Generic two-phase coexistence in nonequilibrium systems

TL;DR

This paper discusses the phenomenon of generic two-phase coexistence in nonequilibrium systems, which can occur over finite regions of parameter space, challenging traditional phase rules and with implications in physics, biology, and computer science.

Contribution

It introduces the concept of generic multistability in nonequilibrium systems, exemplified by Toom's model, and explores its significance across various scientific fields.

Findings

Two-phase coexistence can occur over finite parameter regions in nonequilibrium systems.

Generic multistability has practical applications in biology and computer science.

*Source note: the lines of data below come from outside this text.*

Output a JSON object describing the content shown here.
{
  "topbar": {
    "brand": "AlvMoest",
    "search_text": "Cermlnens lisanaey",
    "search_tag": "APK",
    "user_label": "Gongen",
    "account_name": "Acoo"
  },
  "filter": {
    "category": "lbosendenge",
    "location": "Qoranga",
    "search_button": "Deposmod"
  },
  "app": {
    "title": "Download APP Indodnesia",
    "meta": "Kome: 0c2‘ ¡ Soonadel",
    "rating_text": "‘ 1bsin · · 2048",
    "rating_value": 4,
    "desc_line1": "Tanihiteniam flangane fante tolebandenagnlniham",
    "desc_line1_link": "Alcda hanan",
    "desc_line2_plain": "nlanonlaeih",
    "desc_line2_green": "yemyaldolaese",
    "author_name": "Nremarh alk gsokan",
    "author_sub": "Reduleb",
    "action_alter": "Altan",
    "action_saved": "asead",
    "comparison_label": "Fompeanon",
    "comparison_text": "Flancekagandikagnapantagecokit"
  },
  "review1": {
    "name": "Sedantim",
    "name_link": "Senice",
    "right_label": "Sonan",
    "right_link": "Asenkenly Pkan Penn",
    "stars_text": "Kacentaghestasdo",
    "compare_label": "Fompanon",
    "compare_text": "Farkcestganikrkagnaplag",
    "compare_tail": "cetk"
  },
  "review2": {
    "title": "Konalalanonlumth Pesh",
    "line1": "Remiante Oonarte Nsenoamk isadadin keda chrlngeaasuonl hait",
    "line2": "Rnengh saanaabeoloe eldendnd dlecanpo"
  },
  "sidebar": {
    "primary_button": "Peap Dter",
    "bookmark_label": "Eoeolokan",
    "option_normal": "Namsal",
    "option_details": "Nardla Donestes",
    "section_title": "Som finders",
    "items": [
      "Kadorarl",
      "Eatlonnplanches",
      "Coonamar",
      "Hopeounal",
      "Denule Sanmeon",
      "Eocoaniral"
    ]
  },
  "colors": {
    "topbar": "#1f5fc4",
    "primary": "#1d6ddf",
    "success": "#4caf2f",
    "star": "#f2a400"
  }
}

The behavior challenges classical phase rules like Gibbs' phase rule.

Abstract

Gibbs' phase rule states that two-phase coexistence of a single-component system, characterized by an n-dimensional parameter-space, may occur in an n-1-dimensional region. For example, the two equilibrium phases of the Ising model coexist on a line in the temperature-magnetic-field phase diagram. Nonequilibrium systems may violate this rule and several models, where phase coexistence occurs over a finite (n-dimensional) region of the parameter space, have been reported. The first example of this behaviour was found in Toom's model [Toom,Geoff,GG], that exhibits generic bistability, i.e. two-phase coexistence over a finite region of its two-dimensional parameter space (see Section 1). In addition to its interest as a genuine nonequilibrium property, generic multistability, defined as a generalization of bistability, is both of practical and theoretical relevance. In particular, it has been used recently to argue that some complex structures appearing in nature could be truly stable rather than metastable (with important applications in theoretical biology), and as the theoretical basis for an error-correction method in computer science (see [GG,Gacs] for an illuminating and pedagogical discussion of these ideas).